Jack los miró a uno y a otro alternativamente.

—Escuchad —les dijo—, coged ese barco hacia el Reino Oceánico. Yo iré al Oráculo de Awa, haré lo que tenga que hacer y después me reuniré con vosotros en Gantadd.

«Aunque llegaremos más o menos al mismo tiempo», se dijo, suspirando para sus adentros. Podía llevarlos a ambos sobre su lomo hasta Awa, y luego volar todos juntos hasta Gantadd, y tardarían lo mismo. Pero no tenía ganas de discutir con Alexander, y parecía claro que no iba a poder convencerlo de que regresara al bosque donde había matado a su propio hermano.

Shail pareció entenderlo así también, porque asintió.

Más tarde acudieron a la casa Inko y Fada con sus respectivas familias. Shail estuvo encantado de volver a verlos y de conocer a sus sobrinos, y la casa se llenó pronto de risas infantiles. Jack disfrutó jugando con los niños. Era un descanso que nadie supiese quién era, que lo tratasen como a uno más, en lugar de verlo como a un dragón. Y no era que no le gustase ser un dragón. Pero humanos había muchos, en todas partes, mientras que no existía ningún otro dragón en el mundo.

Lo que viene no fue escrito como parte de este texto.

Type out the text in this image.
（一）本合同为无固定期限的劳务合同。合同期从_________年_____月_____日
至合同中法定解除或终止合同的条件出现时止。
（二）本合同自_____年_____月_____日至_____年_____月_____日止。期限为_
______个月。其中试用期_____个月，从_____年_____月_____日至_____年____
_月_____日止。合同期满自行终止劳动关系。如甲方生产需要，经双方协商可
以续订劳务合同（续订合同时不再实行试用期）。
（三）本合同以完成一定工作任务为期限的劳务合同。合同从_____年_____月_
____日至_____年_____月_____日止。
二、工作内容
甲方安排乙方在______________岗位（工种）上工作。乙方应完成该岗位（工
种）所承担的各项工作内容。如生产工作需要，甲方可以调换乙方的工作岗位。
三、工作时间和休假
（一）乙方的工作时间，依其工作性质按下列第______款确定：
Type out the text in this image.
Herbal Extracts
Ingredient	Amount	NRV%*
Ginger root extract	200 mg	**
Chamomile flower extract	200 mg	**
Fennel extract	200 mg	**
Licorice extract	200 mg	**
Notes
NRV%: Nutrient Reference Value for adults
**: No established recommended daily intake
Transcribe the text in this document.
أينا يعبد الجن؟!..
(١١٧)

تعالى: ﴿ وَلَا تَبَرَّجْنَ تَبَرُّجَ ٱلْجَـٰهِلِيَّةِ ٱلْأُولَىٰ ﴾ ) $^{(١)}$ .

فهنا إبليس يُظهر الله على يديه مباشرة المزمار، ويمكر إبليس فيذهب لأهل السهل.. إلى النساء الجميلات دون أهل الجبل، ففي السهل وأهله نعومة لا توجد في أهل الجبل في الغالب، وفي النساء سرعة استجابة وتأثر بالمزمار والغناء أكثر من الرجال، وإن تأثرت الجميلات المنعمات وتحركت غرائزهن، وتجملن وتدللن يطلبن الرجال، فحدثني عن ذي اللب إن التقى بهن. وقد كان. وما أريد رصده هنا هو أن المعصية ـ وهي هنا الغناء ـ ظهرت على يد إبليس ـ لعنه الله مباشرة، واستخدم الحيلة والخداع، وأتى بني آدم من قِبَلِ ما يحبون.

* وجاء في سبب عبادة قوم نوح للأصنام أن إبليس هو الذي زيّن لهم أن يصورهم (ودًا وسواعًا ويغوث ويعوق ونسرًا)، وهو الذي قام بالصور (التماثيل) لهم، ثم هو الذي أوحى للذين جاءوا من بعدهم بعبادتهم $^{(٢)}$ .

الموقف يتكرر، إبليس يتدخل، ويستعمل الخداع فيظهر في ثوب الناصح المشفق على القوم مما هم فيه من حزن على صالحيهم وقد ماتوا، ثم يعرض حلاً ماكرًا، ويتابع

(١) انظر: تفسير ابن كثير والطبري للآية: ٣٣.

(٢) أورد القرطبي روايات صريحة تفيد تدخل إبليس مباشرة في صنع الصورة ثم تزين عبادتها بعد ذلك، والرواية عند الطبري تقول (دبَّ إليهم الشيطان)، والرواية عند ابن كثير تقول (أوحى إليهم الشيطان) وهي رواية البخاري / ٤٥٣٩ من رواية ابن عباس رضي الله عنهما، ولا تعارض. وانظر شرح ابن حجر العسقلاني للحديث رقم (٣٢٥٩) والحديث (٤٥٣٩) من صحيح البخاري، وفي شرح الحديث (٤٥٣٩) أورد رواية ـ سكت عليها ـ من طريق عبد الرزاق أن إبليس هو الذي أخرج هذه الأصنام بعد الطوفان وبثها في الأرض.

Después de cenar, acomodados junto al fuego, Jack pensó que parecía mentira que aquel pequeño oasis de paz estuviese enclavado en un mundo sacudido por dioses furiosos. Miró de reojo a Sulia, la más joven de los hermanos de Shail, que se había acomodado sobre las rodillas de su prometido, a quien habían invitado a cenar aquella noche. Los dos contemplaban el fuego, la cabeza de ella reposando sobre el hombro de él, y parecían serenos y felices. Jack tuvo que reprimir el impulso de rodear con los brazos la cintura de una inexistente Victoria, a la que imaginaba junto a él, sentada en su regazo, como Sulia. Procuró no pensar en ello. Sabía que cuando quisiera podía regresar a la Torre de Kazlunn y pedir a los magos que abriesen una Puerta interdimensional para él. Y lo harían, si les prometía que traería de vuelta a Victoria. Harían cualquier cosa con tal de recuperar al último unicornio.

Jack sabía que, si se marchaba a la Tierra, con ella y con Christian, no volverían nunca. Y por eso quería hacer todo lo posible por ayudarlos antes de marcharse, de encontrar una solución al problema de los dioses, si es que la había. Porque después iba a dejarlos solos… para poder vivir una noche de paz como aquella, con Victoria sentada sobre sus rodillas, los dos disfrutando de la presencia del otro, alentados por la calidez del fuego.

«No es un pensamiento muy propio de un guerrero», se dijo, un poco alicaído.

Pero lo cierto era que estaba deprimido desde hacía tiempo. Podía pelear contra enemigos físicos; incluso habría hecho el esfuerzo de proseguir, él solo, la guerra ancestral de los dragones contra toda la raza shek. Sin embargo, nada podía hacer contra los dioses. Era una lucha absurda y sin sentido, y Jack había estado demasiado cerca de perder todo lo que le importaba como para querer arriesgarlo de nuevo.

Los niños empezaban a bostezar, y sus padres decidieron que ya era hora de marcharse a casa. Elevaron todos juntos una oración a dos de las diosas del panteón: Irial, madre de los humanos, y Neliam, señora del mar, que regía las vidas de muchos de ellos. Jack se unió a la plegaria, aunque en su fuero interno opinaba que, tal y como estaban las cosas, lo mejor que podían hacer no era pedir protección a los dioses, sino rogar que no se fijasen en ellos.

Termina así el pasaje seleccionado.